首先在tensorrt.h的tensorRT类中将推理相关的函数和成员属性定义一下:
class tensorRT {
public:
/*.........*/
// 下面开始推理的代码部分
void Inference_init(const std::string &engPath, int batchsize);
void doInference(const float *input, int batchsize, float *output);
nvinfer1::ICudaEngine *engine; // 定义在这,方便释放,感觉好像不用释放
int inputSize = 3 * 256 * 256; // 还没管batchsize,前面定义的图片的大小
int outputSize = 1000; // 1000*1*1
int inputIdx, outputIdx;
std::vector<void *> m_bindings; // 说是所有的输入输出都会放这里面
nvinfer1::IExecutionContext *m_context; // 一直要用的上下文
cudaStream_t m_cudaStream;
};
上面定义的函数的实现(这里面才是相当重要的),在tensorrt.cpp:
void tensorRT::Inference_init(const std::string &engPath, int batchsize) {
// 就是读二进制文件
std::ifstream cache(engPath, std::ios::binary);
cache.seekg(0, std::ifstream::end); // std::ios::end 把流整到末尾去了(用std::ios::ate | std::ios::binary 的方式打开,指针直接就在流尾部了)

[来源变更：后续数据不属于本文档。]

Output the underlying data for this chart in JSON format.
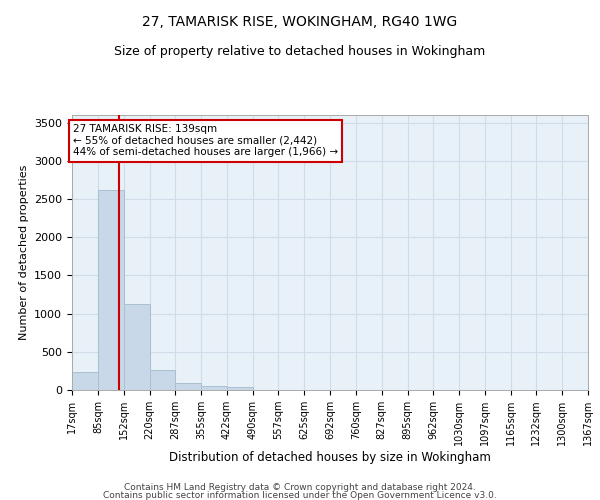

const int engSize = cache.tellg(); // 移动到末尾,然后tellg()告诉位置就知道大小了
// std::ifstream::pos_type mark = cache.tellg(); // (int)mark是等于engSize的
// 知道大小后就移动回流开始的位置
cache.seekg(0, std::ios::beg); // 也有看到写 cache.beg、cache.end 这种,一个意思
void *modelMem = malloc(engSize);
cache.read((char *)modelMem, engSize); // 等下打印看看 engSize 、 mark 、 sizeof()
cache.close();
// 上面创建引擎是是build,要推理就要runtime
nvinfer1::IRuntime *runtime = nvinfer1::createInferRuntime(this->m_logger);
// 反序列化出来,因为没有自定义plugin层,所以第三个参数是nullptr
this->engine = runtime->deserializeCudaEngine(modelMem, engSize, nullptr);
// 说是以上就把引擎反序列化到GPU里面,然后就可以释放了
runtime->destroy();
free(modelMem);
if (!engine) return;
// 反序列化后,就要 malloc 输出输出空间
this->m_context = engine->createExecutionContext();
// 这其实也是在初始化his->m_cudaStream,同时加的判断,没有这个就不行
if (cudaStreamCreate(&this->m_cudaStream) != 0) return;
int bindings = engine->getNbBindings();
this->m_bindings.resize(bindings, nullptr); // 初始化这个vector
this->inputIdx = engine->getBindingIndex("data"); // 前面创建引擎时标记的“data”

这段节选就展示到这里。